RPO on the 8B model achieves performance gains of 2.5/4.6/6.6 points on SysBench CSR/ISR/SSR respectively over the DPO baseline.
The 70B RPO model outperforms GPT-4o on most metrics.
The chosen-rejected reward gap grows more significantly during RPO training, demonstrating its ability to distinguish positive and negative samples more effectively.
Larger constraint difference scores (gaps) indeed help improve performance, verifying the design rationale of the reversal mechanism to amplify core differences.
RPO constructs noise-free preference pairs without requiring extra sampling or filtering, making it engineering-friendly and simple to implement.

Highlights & Insights¶

The idea of reversing constraints is extremely elegant and simple—transforming a data quality problem into an instruction rewriting problem, completely eliminating preference noise in multi-constraint scenarios.
The analysis of noise sources in multi-constraint preference pairs (categorized into 6 cases) is highly clear and systematically reveals the essence of the problem.
The SysBank dataset (containing 30K real-world system prompts) provides the community with a valuable resource for multi-turn IF training.
The method is highly scalable—demonstrating consistent effectiveness across sizes from 8B to 70B, and across different model families (Llama and Qwen).
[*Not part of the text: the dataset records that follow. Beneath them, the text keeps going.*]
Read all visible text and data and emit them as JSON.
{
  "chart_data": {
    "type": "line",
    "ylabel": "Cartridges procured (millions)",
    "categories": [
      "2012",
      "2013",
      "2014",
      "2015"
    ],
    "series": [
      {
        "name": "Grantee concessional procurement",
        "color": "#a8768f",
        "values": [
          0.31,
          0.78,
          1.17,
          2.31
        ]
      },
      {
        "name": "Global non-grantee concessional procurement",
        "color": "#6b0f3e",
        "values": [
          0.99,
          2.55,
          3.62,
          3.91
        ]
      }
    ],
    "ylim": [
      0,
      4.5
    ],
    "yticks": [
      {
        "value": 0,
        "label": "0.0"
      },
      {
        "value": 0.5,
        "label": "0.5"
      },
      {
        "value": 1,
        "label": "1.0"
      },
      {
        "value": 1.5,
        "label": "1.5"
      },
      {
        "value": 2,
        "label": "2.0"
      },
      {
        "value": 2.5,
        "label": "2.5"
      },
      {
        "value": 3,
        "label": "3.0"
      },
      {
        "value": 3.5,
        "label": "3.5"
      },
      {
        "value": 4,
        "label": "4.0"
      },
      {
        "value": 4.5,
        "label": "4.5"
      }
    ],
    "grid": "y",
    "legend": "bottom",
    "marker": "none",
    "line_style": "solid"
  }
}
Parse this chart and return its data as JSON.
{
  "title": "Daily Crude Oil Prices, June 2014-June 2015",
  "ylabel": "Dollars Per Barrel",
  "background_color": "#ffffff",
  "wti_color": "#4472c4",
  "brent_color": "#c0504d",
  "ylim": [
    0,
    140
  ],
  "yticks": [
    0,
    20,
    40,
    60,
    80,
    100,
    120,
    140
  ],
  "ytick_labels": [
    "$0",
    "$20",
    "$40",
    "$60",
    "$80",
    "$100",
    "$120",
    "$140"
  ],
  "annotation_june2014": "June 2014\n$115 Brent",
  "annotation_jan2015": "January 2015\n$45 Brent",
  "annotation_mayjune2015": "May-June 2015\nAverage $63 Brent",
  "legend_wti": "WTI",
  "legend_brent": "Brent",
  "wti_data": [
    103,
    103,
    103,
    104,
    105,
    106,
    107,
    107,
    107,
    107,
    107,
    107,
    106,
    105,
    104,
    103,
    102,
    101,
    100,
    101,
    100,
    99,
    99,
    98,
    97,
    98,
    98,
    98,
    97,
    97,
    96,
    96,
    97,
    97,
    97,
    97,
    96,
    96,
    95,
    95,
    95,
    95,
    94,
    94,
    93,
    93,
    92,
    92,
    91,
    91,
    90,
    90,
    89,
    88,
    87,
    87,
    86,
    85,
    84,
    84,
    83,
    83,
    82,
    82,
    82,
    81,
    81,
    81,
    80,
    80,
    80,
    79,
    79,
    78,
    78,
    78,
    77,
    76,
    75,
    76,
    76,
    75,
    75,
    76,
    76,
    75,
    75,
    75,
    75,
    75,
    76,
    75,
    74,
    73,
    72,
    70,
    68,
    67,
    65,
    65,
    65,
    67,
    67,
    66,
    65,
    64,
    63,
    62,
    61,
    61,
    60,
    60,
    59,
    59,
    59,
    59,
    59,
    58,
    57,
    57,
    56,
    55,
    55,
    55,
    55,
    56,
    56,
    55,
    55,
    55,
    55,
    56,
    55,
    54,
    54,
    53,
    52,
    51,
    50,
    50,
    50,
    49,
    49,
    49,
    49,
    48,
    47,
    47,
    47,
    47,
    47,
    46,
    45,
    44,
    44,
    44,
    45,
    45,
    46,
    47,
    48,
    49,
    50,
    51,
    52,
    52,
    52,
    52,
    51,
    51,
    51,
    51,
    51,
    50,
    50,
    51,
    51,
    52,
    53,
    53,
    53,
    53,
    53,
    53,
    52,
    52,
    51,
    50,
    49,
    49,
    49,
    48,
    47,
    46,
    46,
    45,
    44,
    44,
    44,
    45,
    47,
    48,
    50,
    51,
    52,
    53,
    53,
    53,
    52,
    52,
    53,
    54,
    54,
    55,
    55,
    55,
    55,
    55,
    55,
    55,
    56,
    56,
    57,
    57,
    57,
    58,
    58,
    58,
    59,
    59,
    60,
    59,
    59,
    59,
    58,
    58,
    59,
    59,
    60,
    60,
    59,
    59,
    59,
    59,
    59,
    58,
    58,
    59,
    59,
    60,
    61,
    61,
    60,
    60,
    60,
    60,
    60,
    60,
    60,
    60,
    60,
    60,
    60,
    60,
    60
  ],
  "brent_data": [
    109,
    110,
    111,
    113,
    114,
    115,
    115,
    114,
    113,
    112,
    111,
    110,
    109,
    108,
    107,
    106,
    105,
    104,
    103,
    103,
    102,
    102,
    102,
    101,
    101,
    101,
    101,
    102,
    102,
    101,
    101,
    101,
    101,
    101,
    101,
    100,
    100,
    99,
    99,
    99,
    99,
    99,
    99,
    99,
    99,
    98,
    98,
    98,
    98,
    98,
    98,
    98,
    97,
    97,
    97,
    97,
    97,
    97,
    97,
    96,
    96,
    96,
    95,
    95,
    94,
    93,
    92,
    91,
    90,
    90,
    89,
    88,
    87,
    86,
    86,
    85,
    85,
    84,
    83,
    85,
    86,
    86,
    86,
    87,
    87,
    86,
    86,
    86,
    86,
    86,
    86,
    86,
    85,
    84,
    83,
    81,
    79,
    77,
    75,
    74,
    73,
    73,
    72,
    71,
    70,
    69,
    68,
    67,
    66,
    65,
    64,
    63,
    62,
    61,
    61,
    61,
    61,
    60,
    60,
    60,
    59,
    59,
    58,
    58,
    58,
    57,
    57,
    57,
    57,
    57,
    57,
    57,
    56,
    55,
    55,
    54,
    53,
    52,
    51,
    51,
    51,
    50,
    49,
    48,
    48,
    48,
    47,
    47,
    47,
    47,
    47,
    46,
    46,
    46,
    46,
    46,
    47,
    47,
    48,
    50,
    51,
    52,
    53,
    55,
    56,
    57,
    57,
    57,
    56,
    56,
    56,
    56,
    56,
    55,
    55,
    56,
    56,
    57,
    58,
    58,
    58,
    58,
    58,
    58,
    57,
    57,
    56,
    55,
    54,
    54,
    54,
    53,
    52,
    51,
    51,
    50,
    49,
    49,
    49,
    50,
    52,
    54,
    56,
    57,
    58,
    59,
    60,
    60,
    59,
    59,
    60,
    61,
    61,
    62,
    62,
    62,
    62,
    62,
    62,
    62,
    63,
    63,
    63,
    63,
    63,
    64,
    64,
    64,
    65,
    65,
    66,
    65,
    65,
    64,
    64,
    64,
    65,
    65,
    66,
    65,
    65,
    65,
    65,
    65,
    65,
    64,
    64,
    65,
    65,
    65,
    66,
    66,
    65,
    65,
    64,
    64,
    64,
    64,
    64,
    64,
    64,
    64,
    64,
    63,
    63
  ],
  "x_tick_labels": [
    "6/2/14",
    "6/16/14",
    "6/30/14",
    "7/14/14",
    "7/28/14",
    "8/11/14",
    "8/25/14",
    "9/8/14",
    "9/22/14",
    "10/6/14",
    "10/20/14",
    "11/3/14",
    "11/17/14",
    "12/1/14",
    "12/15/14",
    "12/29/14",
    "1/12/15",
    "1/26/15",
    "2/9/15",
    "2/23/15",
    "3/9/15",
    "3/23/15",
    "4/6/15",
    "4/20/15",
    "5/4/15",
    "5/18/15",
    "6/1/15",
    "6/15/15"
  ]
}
Limitations & Future Work¶

Constraint reversal relies on the LLM to generate high-quality opposite constraints, which may fail for highly abstract or complex constraints.
In multi-turn dialogues, dependencies may exist between constraints, making independent reversal of individual constraints not always reasonable.
Evaluation still relies on the LLM-as-judge paradigm, and constraint-by-constraint evaluation can introduce its own errors.
The integration of RPO with online DPO, self-play iterative training, and other methods has not yet been explored.

IOPO (Zhang et al., 2024b): Pairs perfect responses from two different instructions as mutually rejected while aligning input-output preferences—complementary to the RPO approach.
SPAR (Cheng et al., 2024a): Suppresses noise through a tree-search self-correction process—more complex but shares the same goal as RPO.
CRAB (Qi et al., 2024): Uses back-translation to generate instructions from responses to improve data quality—similar in direction to RPO's instruction rewriting.
Core Insight: In multi-preference alignment, optimizing data quality is far more important than increasing data volume.

Rating¶

Novelty: ⭐⭐⭐⭐ — The constraint reversal idea is simple yet powerful, demonstrating genuine originality in multi-constraint IF scenarios.
Experimental Thoroughness: ⭐⭐⭐⭐ — Covers two benchmarks, four model sizes/families, and includes training dynamics analysis.
Writing Quality: ⭐⭐⭐⭐ — In-depth analysis of the problem (with a 6-case classification figure) and clear description of the methodology.
Value: ⭐⭐⭐⭐ — Provides a practical and generalizable solution for preference learning in multi-constraint instruction following.